I'll second that emotion. Releasing a retrovirus is putting a BandAid(tm) on a gunshot wound. What really needs to happen is for sysadmins to keep on top of security patches (or not to use IIS in the first place, as the case may be ).

I would have to say that even though you think you're helping, I don't think you can know with too much certainty that you wouldn't affect operations in some other way. Consequences can hide themselves quite well until you poke them the right way.

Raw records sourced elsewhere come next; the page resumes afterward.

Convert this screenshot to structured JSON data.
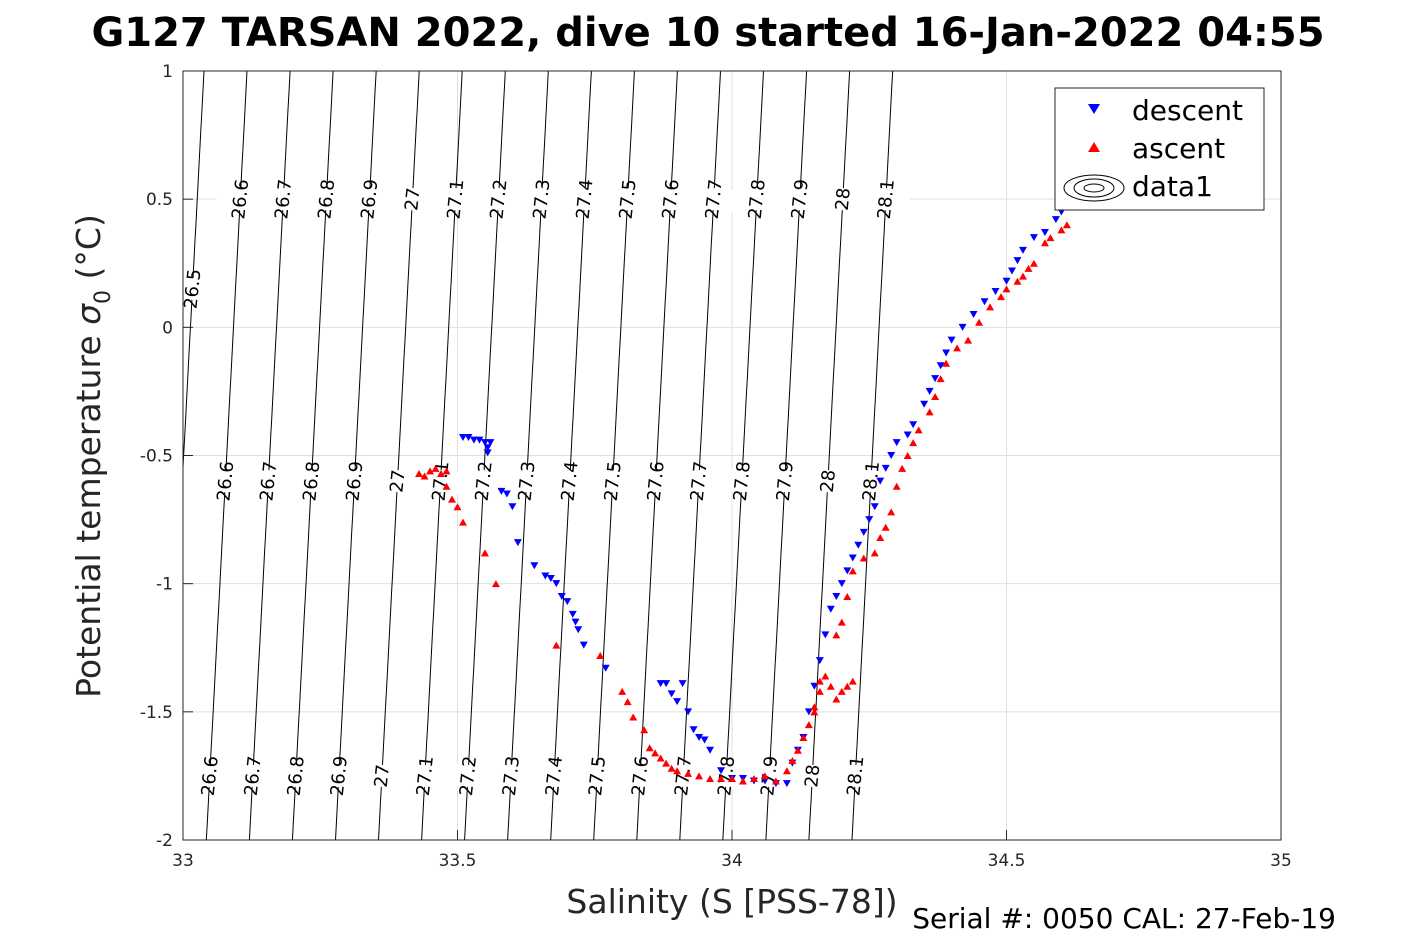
{
  "chart_data": {
    "type": "scatter",
    "title": "G127 TARSAN 2022, dive 10 started 16-Jan-2022 04:55",
    "xlabel": "Salinity (S [PSS-78])",
    "ylabel_main": "Potential temperature ",
    "ylabel_sym": "σ",
    "ylabel_sub": "0",
    "ylabel_unit": " (°C)",
    "footer": "Serial #: 0050  CAL: 27-Feb-19",
    "xlim": [
      33,
      35
    ],
    "ylim": [
      -2,
      1
    ],
    "xticks": [
      33,
      33.5,
      34,
      34.5,
      35
    ],
    "xtick_labels": [
      "33",
      "33.5",
      "34",
      "34.5",
      "35"
    ],
    "yticks": [
      -2,
      -1.5,
      -1,
      -0.5,
      0,
      0.5,
      1
    ],
    "ytick_labels": [
      "-2",
      "-1.5",
      "-1",
      "-0.5",
      "0",
      "0.5",
      "1"
    ],
    "grid": true,
    "legend_position": "top-right",
    "contours": {
      "levels": [
        26.5,
        26.6,
        26.7,
        26.8,
        26.9,
        27,
        27.1,
        27.2,
        27.3,
        27.4,
        27.5,
        27.6,
        27.7,
        27.8,
        27.9,
        28,
        28.1
      ],
      "labels": [
        "26.5",
        "26.6",
        "26.7",
        "26.8",
        "26.9",
        "27",
        "27.1",
        "27.2",
        "27.3",
        "27.4",
        "27.5",
        "27.6",
        "27.7",
        "27.8",
        "27.9",
        "28",
        "28.1"
      ],
      "color": "#000000"
    },
    "series": [
      {
        "name": "descent",
        "marker": "triangle-down",
        "color": "#0000ff",
        "points": [
          [
            33.51,
            -0.43
          ],
          [
            33.52,
            -0.43
          ],
          [
            33.53,
            -0.44
          ],
          [
            33.54,
            -0.44
          ],
          [
            33.55,
            -0.45
          ],
          [
            33.555,
            -0.47
          ],
          [
            33.56,
            -0.45
          ],
          [
            33.555,
            -0.49
          ],
          [
            33.58,
            -0.64
          ],
          [
            33.59,
            -0.65
          ],
          [
            33.6,
            -0.7
          ],
          [
            33.61,
            -0.84
          ],
          [
            33.64,
            -0.93
          ],
          [
            33.66,
            -0.97
          ],
          [
            33.67,
            -0.98
          ],
          [
            33.68,
            -1.0
          ],
          [
            33.69,
            -1.05
          ],
          [
            33.7,
            -1.07
          ],
          [
            33.71,
            -1.12
          ],
          [
            33.715,
            -1.15
          ],
          [
            33.72,
            -1.18
          ],
          [
            33.73,
            -1.24
          ],
          [
            33.77,
            -1.33
          ],
          [
            33.87,
            -1.39
          ],
          [
            33.88,
            -1.39
          ],
          [
            33.89,
            -1.43
          ],
          [
            33.9,
            -1.46
          ],
          [
            33.91,
            -1.39
          ],
          [
            33.92,
            -1.5
          ],
          [
            33.93,
            -1.57
          ],
          [
            33.94,
            -1.6
          ],
          [
            33.95,
            -1.61
          ],
          [
            33.96,
            -1.65
          ],
          [
            33.98,
            -1.73
          ],
          [
            34.0,
            -1.76
          ],
          [
            34.02,
            -1.76
          ],
          [
            34.04,
            -1.77
          ],
          [
            34.06,
            -1.77
          ],
          [
            34.08,
            -1.78
          ],
          [
            34.1,
            -1.78
          ],
          [
            34.11,
            -1.7
          ],
          [
            34.12,
            -1.65
          ],
          [
            34.13,
            -1.6
          ],
          [
            34.14,
            -1.5
          ],
          [
            34.15,
            -1.4
          ],
          [
            34.16,
            -1.3
          ],
          [
            34.17,
            -1.2
          ],
          [
            34.18,
            -1.1
          ],
          [
            34.19,
            -1.05
          ],
          [
            34.2,
            -1.0
          ],
          [
            34.21,
            -0.95
          ],
          [
            34.22,
            -0.9
          ],
          [
            34.23,
            -0.85
          ],
          [
            34.24,
            -0.8
          ],
          [
            34.25,
            -0.75
          ],
          [
            34.26,
            -0.7
          ],
          [
            34.27,
            -0.6
          ],
          [
            34.28,
            -0.55
          ],
          [
            34.29,
            -0.5
          ],
          [
            34.3,
            -0.45
          ],
          [
            34.32,
            -0.42
          ],
          [
            34.33,
            -0.38
          ],
          [
            34.35,
            -0.3
          ],
          [
            34.36,
            -0.25
          ],
          [
            34.37,
            -0.2
          ],
          [
            34.38,
            -0.15
          ],
          [
            34.39,
            -0.1
          ],
          [
            34.4,
            -0.05
          ],
          [
            34.42,
            0.0
          ],
          [
            34.44,
            0.05
          ],
          [
            34.46,
            0.1
          ],
          [
            34.48,
            0.14
          ],
          [
            34.5,
            0.18
          ],
          [
            34.51,
            0.22
          ],
          [
            34.52,
            0.26
          ],
          [
            34.53,
            0.3
          ],
          [
            34.55,
            0.35
          ],
          [
            34.57,
            0.37
          ],
          [
            34.59,
            0.42
          ],
          [
            34.6,
            0.45
          ],
          [
            34.62,
            0.48
          ],
          [
            34.63,
            0.51
          ]
        ]
      },
      {
        "name": "ascent",
        "marker": "triangle-up",
        "color": "#ff0000",
        "points": [
          [
            33.43,
            -0.57
          ],
          [
            33.44,
            -0.58
          ],
          [
            33.45,
            -0.56
          ],
          [
            33.46,
            -0.55
          ],
          [
            33.47,
            -0.57
          ],
          [
            33.48,
            -0.56
          ],
          [
            33.48,
            -0.62
          ],
          [
            33.49,
            -0.67
          ],
          [
            33.5,
            -0.7
          ],
          [
            33.51,
            -0.76
          ],
          [
            33.55,
            -0.88
          ],
          [
            33.57,
            -1.0
          ],
          [
            33.68,
            -1.24
          ],
          [
            33.76,
            -1.28
          ],
          [
            33.8,
            -1.42
          ],
          [
            33.81,
            -1.46
          ],
          [
            33.82,
            -1.52
          ],
          [
            33.84,
            -1.57
          ],
          [
            33.85,
            -1.64
          ],
          [
            33.86,
            -1.66
          ],
          [
            33.87,
            -1.68
          ],
          [
            33.88,
            -1.7
          ],
          [
            33.89,
            -1.72
          ],
          [
            33.9,
            -1.73
          ],
          [
            33.92,
            -1.74
          ],
          [
            33.94,
            -1.75
          ],
          [
            33.96,
            -1.76
          ],
          [
            33.98,
            -1.76
          ],
          [
            34.0,
            -1.76
          ],
          [
            34.02,
            -1.77
          ],
          [
            34.04,
            -1.76
          ],
          [
            34.06,
            -1.75
          ],
          [
            34.08,
            -1.77
          ],
          [
            34.1,
            -1.73
          ],
          [
            34.11,
            -1.69
          ],
          [
            34.12,
            -1.65
          ],
          [
            34.13,
            -1.6
          ],
          [
            34.14,
            -1.55
          ],
          [
            34.15,
            -1.48
          ],
          [
            34.16,
            -1.42
          ],
          [
            34.17,
            -1.36
          ],
          [
            34.18,
            -1.4
          ],
          [
            34.19,
            -1.45
          ],
          [
            34.2,
            -1.42
          ],
          [
            34.21,
            -1.4
          ],
          [
            34.22,
            -1.38
          ],
          [
            34.16,
            -1.38
          ],
          [
            34.15,
            -1.5
          ],
          [
            34.19,
            -1.2
          ],
          [
            34.2,
            -1.15
          ],
          [
            34.21,
            -1.05
          ],
          [
            34.22,
            -0.95
          ],
          [
            34.24,
            -0.9
          ],
          [
            34.26,
            -0.88
          ],
          [
            34.27,
            -0.82
          ],
          [
            34.28,
            -0.78
          ],
          [
            34.29,
            -0.72
          ],
          [
            34.3,
            -0.62
          ],
          [
            34.31,
            -0.55
          ],
          [
            34.32,
            -0.5
          ],
          [
            34.33,
            -0.45
          ],
          [
            34.34,
            -0.4
          ],
          [
            34.36,
            -0.33
          ],
          [
            34.37,
            -0.27
          ],
          [
            34.38,
            -0.2
          ],
          [
            34.39,
            -0.14
          ],
          [
            34.41,
            -0.08
          ],
          [
            34.43,
            -0.05
          ],
          [
            34.45,
            0.02
          ],
          [
            34.47,
            0.08
          ],
          [
            34.49,
            0.12
          ],
          [
            34.5,
            0.15
          ],
          [
            34.52,
            0.18
          ],
          [
            34.53,
            0.2
          ],
          [
            34.54,
            0.23
          ],
          [
            34.55,
            0.25
          ],
          [
            34.57,
            0.33
          ],
          [
            34.58,
            0.35
          ],
          [
            34.6,
            0.38
          ],
          [
            34.61,
            0.4
          ]
        ]
      }
    ]
  }
}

As good as your intentions might be, it really would be just as much of an invasion as the original.

could there be a new version of the virus that is starting to spread? this is the only hit I have under this format.

8/6/01 21:03:27 - NON AUTHORIZED IP 24.10.xx.xx(ccxxxxxx-a.taylor1.mi.home.com) GET /x.ida?aaaaaaaaaaaaaaaaaaaaaaaaaaaaaaaaaaaaaaaaaaaaaaaaaaaaaaaaaaaaaaaaaaaaaaaaaaaaaaaaaa aa aaaaaaaaaaaaaaaaaaaaaaaaaaaaaaaaaaaaaaaaaaaaaaaaaaaaaaaaaaaaaaaaaaaaaaaaaaaaaaaaaa aaaaaaaa aaaaaaaaaaaaaaaaaaaaaaaaaaaaaaaaaaaaaaaaaaaaaa=x Status Code 403 688 Bytes Outbound 265 Bytes Inbound [Refrence Number 1185]

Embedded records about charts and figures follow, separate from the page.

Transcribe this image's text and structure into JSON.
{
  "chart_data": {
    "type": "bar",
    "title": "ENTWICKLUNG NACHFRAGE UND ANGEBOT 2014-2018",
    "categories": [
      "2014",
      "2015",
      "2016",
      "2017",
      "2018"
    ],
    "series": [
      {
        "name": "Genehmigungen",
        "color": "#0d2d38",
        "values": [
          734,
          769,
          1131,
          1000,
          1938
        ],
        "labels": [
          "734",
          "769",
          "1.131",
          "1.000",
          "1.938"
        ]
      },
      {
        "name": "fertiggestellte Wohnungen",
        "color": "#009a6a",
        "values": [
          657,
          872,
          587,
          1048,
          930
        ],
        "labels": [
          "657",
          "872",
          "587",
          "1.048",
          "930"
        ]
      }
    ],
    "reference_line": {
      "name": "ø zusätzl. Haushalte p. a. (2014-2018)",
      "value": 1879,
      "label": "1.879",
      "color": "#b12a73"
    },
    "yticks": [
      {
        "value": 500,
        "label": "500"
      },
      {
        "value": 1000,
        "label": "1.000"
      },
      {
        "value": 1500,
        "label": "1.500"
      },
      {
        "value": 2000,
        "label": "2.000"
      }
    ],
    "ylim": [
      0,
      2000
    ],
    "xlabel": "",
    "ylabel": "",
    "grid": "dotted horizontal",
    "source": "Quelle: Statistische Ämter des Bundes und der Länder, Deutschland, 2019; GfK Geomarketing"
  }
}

I have xx's out portions of the IP for the "protection" of the owner of this machine.

Brian
Network Administrator
Round Grove Machine Corp.

said by ntwrkguy:

---

GET /x.ida?aaaaa....aaa=x

---

This looks very much like the eEye Code Red Scanner tool (though I believe they use A instead of a). I'm quite sure this can't do any infection because the "overflow" code is too small to actually do anything.

Steve

Speaking of eEye's code red scanner - anyone know of another tool that will scan more than a single class C at a time?

Thanks

Is Verizon blocking port 80? I have a PATCHED iis on a Verizon DSL connection, and I can't get pages on port 80, but other ports get through.

I'm using Earthlink ISP with a verzion connection for my home use and my webserver's still running fine, no problems with port 80, or any other port for that matter

Brian
Network Administrator
Round Grove Machine Corp.

From Verizon's web site...

DSL Network

Posted Date: 8/6/01 10:18:41 PM CST

Status: Open

In an effort to limit the propagation of the Code Red internet worm across the Verizon internet services network, Verizon has placed filters on the network to protect its end users from being infected with the Code Red Internet Worms. These filters will not impede users ability to browse the internet but will prevent infected machines from scanning Verizon internet services network. Verizon is doing all we can to protect our end users from this internet worm. If you feel you may have been infected with this worm, please contact a virus/network security websites to learn about the latest patches and/or symptoms of this internet worm.

Very cool of this ISP to do something.

Call VZ support and let them know about your problem. If people don't call they wont know that anyone cares about this.